Twin babies were in a mother’s womb. One asked: “Do you think there’s life after delivery?”

The other baby answered, “Why, yes, of course. There has got to be something after delivery. Perhaps we are here to prepare ourselves for what we will be later.”

“Nonsense” said the first. “There is no life after delivery. What kind of life would that be?”

The second replied, “I don’t know, but there will be more light than here. Maybe we will walk with our legs and eat from our mouths. Maybe we will have other senses that we cannot comprehend right now.”

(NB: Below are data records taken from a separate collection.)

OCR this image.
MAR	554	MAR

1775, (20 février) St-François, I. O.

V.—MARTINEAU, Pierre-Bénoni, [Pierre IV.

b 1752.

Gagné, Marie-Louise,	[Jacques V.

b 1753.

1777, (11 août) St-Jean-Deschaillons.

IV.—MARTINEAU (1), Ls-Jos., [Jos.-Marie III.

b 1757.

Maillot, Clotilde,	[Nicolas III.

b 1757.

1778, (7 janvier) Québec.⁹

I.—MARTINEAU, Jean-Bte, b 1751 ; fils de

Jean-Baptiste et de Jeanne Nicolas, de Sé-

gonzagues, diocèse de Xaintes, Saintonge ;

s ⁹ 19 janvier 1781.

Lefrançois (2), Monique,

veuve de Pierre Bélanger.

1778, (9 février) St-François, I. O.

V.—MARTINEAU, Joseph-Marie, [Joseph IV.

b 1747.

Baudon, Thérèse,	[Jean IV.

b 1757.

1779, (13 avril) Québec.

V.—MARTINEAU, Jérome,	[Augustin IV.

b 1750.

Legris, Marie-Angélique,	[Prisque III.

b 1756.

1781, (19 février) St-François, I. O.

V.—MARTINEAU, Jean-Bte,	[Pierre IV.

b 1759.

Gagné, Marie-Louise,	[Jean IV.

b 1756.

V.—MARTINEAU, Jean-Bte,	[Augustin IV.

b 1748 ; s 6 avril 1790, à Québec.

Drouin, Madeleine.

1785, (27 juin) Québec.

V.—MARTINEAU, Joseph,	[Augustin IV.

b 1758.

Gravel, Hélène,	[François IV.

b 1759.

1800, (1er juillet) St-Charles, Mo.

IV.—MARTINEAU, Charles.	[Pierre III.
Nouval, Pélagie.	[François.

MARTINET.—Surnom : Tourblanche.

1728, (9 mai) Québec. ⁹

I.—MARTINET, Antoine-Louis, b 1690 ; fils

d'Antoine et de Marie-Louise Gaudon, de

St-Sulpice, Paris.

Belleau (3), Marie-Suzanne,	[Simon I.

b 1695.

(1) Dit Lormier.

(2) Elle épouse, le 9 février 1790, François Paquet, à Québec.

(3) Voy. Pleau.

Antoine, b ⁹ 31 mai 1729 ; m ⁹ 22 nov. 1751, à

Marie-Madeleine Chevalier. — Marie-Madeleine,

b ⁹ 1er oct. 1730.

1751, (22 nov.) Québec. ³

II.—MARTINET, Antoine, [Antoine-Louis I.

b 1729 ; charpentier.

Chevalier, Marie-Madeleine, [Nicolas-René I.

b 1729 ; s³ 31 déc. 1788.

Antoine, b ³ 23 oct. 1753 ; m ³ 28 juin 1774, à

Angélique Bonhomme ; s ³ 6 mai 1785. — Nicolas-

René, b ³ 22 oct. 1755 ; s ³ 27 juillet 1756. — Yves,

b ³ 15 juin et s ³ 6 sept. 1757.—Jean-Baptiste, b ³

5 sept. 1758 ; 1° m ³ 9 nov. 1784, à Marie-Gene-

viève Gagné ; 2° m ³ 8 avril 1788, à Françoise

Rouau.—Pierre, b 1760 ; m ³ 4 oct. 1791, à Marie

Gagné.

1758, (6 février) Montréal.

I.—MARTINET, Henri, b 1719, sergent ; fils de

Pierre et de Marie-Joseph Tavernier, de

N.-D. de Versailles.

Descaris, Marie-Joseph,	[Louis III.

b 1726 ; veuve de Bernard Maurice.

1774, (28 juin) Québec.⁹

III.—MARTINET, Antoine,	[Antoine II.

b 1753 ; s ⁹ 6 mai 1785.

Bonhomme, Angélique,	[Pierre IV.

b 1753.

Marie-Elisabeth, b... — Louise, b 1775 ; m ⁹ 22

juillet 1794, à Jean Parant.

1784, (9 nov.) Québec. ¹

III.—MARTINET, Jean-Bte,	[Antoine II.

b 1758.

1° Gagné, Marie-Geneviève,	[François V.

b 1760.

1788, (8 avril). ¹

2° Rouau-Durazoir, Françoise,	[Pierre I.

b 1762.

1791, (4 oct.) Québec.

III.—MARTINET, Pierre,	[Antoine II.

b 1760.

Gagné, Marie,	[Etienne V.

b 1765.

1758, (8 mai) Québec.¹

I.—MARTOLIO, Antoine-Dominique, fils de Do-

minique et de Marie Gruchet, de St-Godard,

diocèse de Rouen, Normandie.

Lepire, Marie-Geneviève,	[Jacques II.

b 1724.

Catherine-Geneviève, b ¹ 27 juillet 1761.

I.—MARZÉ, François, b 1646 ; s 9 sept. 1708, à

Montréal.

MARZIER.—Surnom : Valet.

The first snorted, “That is absurd. Walking is impossible. And eating with our mouths? Ridiculous! The umbilical cord supplies nutrition and everything we need. And the umbilical cord is so short that life cannot continue after delivery.”

The second insisted, “Well I think there is something and maybe it’s different than it is here. Maybe we won’t need this cord anymore.”

The first replied, “That’s stupid. If there is life, then why has no one ever come back from there? Delivery is the end of life, and in the after-delivery there is nothing but darkness and silence and oblivion. It takes us nowhere.”

“Well, I don’t know,” answered the second, “but certainly we will meet Mother and she will take care of us.”

The first laughed, “Mother? You actually believe in Mother? That’s moronic. If Mother exists then where is She now?”

The second replied, “She is all around us. We are surrounded by Her. We are of Her. It is in Her that we live. Without Her our world would not and could not exist.”

Said the first: “Well I don’t see Her, so it is only logical that She doesn’t exist.”

To which the second responded, “Sometimes, when it’s quiet and I focus and really listen, I can perceive Her presence, and I can hear Her loving voice singing over us from above.”

— written in 2012 by Czech psychiatrist Jirina Prekop MD, who authored Erstgeborene and has co-authored Auf Schatzsuche bei unseren Kindern.